Letztendlich muss für die aktuelle Lebenssituation des Patienten die passende Therapie gefunden werden. Mögliche Bedenken und absehbare Einschränkungen können ebenfalls einen Einfluss auf die Wahl der Therapie und Medikation haben. Jede Therapieentscheidung ist am Ende auch eine Investition in die Zukunft. Im Dialog mit den Patienten können wir herausfinden, welche Faktoren hinsichtlich Zukunfts- und Familienplanung, Wünsche und Vorlieben, aber auch möglichen Sicherheitsbedenken bei der Wahl der MS-Therapie berücksichtigt werden sollen. Aus all diesen Überlegungen ergibt sich dann eine gemeinsame Therapieentscheidung.

MS-Therapieentscheidungen sollten langfristig betrachtet werden

Merck:

Für die MS gibt es heutzutage eine große Auswahl an Medikamenten. Beziehen Sie bereits von Anfang an Kombinationsmöglichkeiten und Folgetherapien bei Ihren therapeutischen Überlegungen mit ein?

Dr. Gehring:

Der Verlauf und das Krankheitsbild einer schubförmigen MS ist sehr variabel. Wir gehen davon aus, dass die Hauptentzündungsaktivität zu Beginn der Erkrankung am höchsten ist.

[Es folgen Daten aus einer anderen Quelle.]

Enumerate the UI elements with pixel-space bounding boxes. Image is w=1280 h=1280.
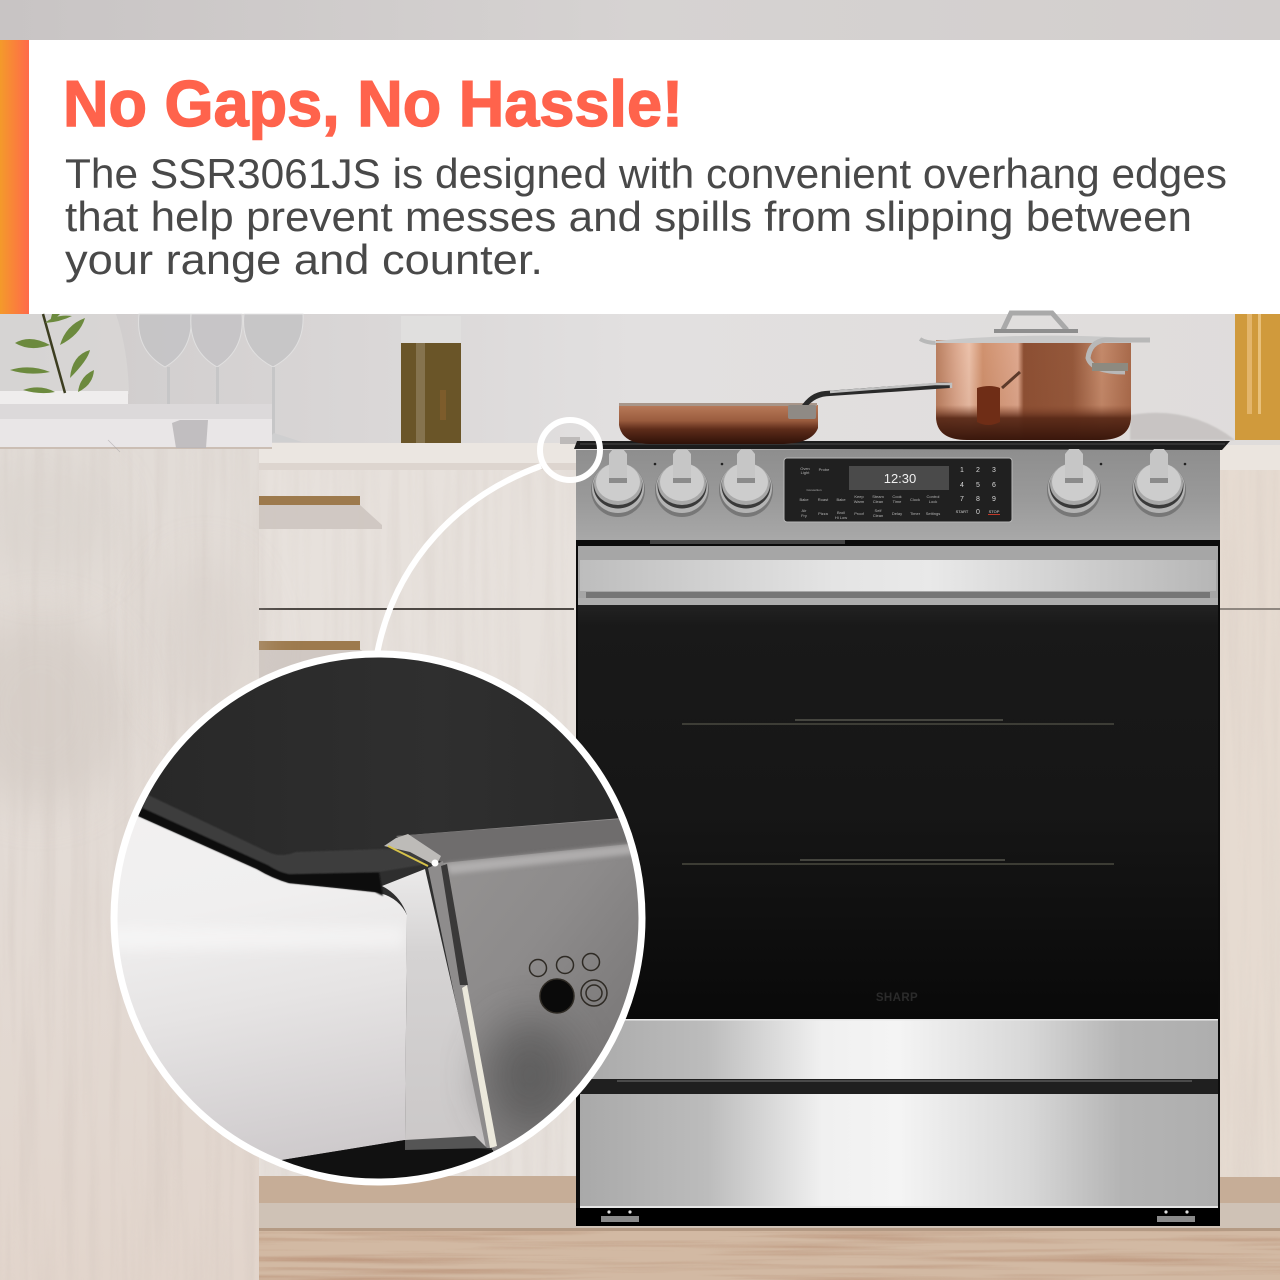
- oven door glass: [578, 605, 1218, 1019]
- black cooktop surface: [138, 658, 619, 1160]
- kitchen scene: [0, 314, 1280, 1280]
- marble strip: [0, 0, 1280, 40]
- keypad: 6: [992, 482, 996, 489]
- header panel: [0, 40, 1280, 314]
- control labels: Air: [802, 508, 807, 513]
- keypad: 5: [976, 482, 980, 489]
- vent holes: [530, 954, 607, 1013]
- middle countertop: [258, 443, 576, 470]
- keypad: 2: [976, 467, 980, 474]
- pan handle: [800, 382, 951, 408]
- brushed steel side: [396, 815, 660, 1155]
- control labels: [799, 466, 940, 520]
- chrome edge: [384, 834, 497, 1148]
- keypad: 7: [960, 496, 964, 503]
- pot reflection: [977, 372, 1020, 425]
- oven rack upper: [682, 720, 1114, 724]
- control labels: Broil: [837, 510, 845, 515]
- frying pan: [619, 382, 951, 444]
- wine glasses: [139, 314, 303, 442]
- pot body: [936, 340, 1131, 440]
- vent gap: [580, 1079, 1218, 1094]
- control labels: Light: [801, 470, 810, 475]
- oven door handle: [578, 540, 1218, 605]
- keypad: 0: [976, 509, 980, 516]
- control labels: Settings: [926, 511, 940, 516]
- control labels: Control: [927, 494, 940, 499]
- connector curve: [377, 466, 541, 654]
- steel drawer: [580, 1094, 1218, 1208]
- display panel: [784, 458, 1012, 522]
- wall: [0, 314, 1280, 454]
- keypad: START: [956, 509, 969, 514]
- drawer handle lower: [258, 641, 382, 690]
- pot: [920, 313, 1150, 440]
- control labels: Timer: [910, 511, 921, 516]
- control labels: Convection: [806, 488, 822, 492]
- control panel: [576, 450, 1220, 542]
- control labels: Oven: [800, 466, 810, 471]
- lens ground: [111, 651, 645, 1185]
- keypad: 1: [960, 467, 964, 474]
- pot handle right: [1088, 340, 1150, 372]
- lid: [935, 336, 1131, 343]
- keypad: [956, 467, 1000, 516]
- metal dark patch: [485, 1020, 575, 1130]
- body text: that help prevent messes and spills from slipping between: [65, 193, 1192, 240]
- pot handle left: [920, 339, 938, 343]
- control labels: Keep: [854, 494, 864, 499]
- control labels: Roast: [818, 497, 829, 502]
- oven rack lower: [682, 860, 1114, 864]
- right cabinet: [1220, 445, 1280, 1177]
- body text: [65, 150, 1227, 283]
- keypad: STOP: [989, 509, 1000, 514]
- keypad: 4: [960, 482, 964, 489]
- knobs: [591, 449, 1186, 517]
- base with feet: [576, 1208, 1220, 1226]
- body text: The SSR3061JS is designed with convenient overhang edges: [65, 150, 1227, 197]
- steel top band: [396, 819, 628, 863]
- brand: SHARP: [876, 992, 918, 1004]
- black base shadow: [282, 1140, 494, 1178]
- range: [560, 437, 1230, 1226]
- pot lid knob: [1003, 313, 1067, 330]
- steel panel upper: [579, 1019, 1218, 1079]
- control labels: Clock: [910, 497, 920, 502]
- cooktop: [560, 437, 1230, 450]
- control labels: Clean: [873, 513, 883, 518]
- magnified detail: [110, 650, 646, 1186]
- control labels: Warm: [854, 499, 865, 504]
- control labels: Bake: [836, 497, 846, 502]
- keypad: 3: [992, 467, 996, 474]
- clock display: [849, 466, 949, 490]
- steel highlight: [447, 842, 630, 875]
- lens ring: [114, 654, 642, 1182]
- control labels: Probe: [819, 467, 830, 472]
- control labels: Self: [875, 508, 882, 513]
- control labels: Bake: [799, 497, 809, 502]
- bottle: [401, 316, 461, 443]
- accent bar: [0, 40, 29, 314]
- control labels: Delay: [892, 511, 902, 516]
- counter side face: [382, 869, 489, 1147]
- control labels: Clean: [873, 499, 883, 504]
- wall shadow: [1130, 413, 1235, 440]
- body frame: [576, 540, 1220, 1226]
- callout ring: [540, 420, 600, 480]
- keypad: 9: [992, 496, 996, 503]
- marble counter slab: [0, 404, 272, 452]
- toe kick: [258, 1176, 1280, 1229]
- left cabinet: [0, 448, 259, 1280]
- counter highlight band: [315, 934, 394, 940]
- drawer handle upper: [258, 496, 382, 529]
- control labels: Cook: [892, 494, 902, 499]
- title: No Gaps, No Hassle!: [63, 67, 683, 140]
- cooktop bevel edge: [143, 794, 430, 874]
- cooktop shadow line: [136, 808, 383, 896]
- control labels: Pizza: [818, 511, 829, 516]
- amber bottle: [1235, 314, 1280, 440]
- control labels: Time: [893, 499, 902, 504]
- control labels: Lock: [929, 499, 937, 504]
- keypad: 8: [976, 496, 980, 503]
- middle cabinet: [258, 470, 576, 1176]
- clock display: 12:30: [884, 471, 916, 486]
- white counter block: [118, 816, 407, 1160]
- control labels: Proof: [854, 511, 865, 516]
- control labels: Steam: [872, 494, 884, 499]
- floor: [258, 1228, 1280, 1280]
- control labels: Fry: [801, 513, 807, 518]
- body text: your range and counter.: [65, 236, 543, 283]
- vase with plant: [0, 314, 129, 405]
- control labels: Hi Low: [835, 515, 847, 520]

Um den größtmöglichen Funktionserhalt zu erreichen, weitere Schübe zu verhindern und Entzündungen frühzeitig zu kontrollieren, versuchen wir von Anfang an – in Abwägung mit den zuvor genannten Kriterien – die bestmögliche Therapie auszuwählen.

Spricht der Patient nicht wie erwartet auf den gewählten Therapieansatz an, müssen wir abwägen, ob die Therapie vollständig gewechselt werden sollte oder ob eine Anpassung oder Modifikation der gewählten Therapie möglich ist, um die Krankheits- und Entzündungsaktivität einzudämmen. Aus diesem Grund habe ich gerne eine Folgetherapie in der Hinterhand, falls die aktuelle Therapie nicht den erhofften und gewünschten Erfolg bringt. Aus meiner Sicht hat die Frage, was dann als dritte, vierte oder fünfte Therapie in Frage kommt, nur einen untergeordneten Stellenwert. In erster Linie sollte die gewählte Therapie zum Patienten und dessen Bedürfnissen passen und den aktuellen Krankheitsverlauf optimal unterstützen.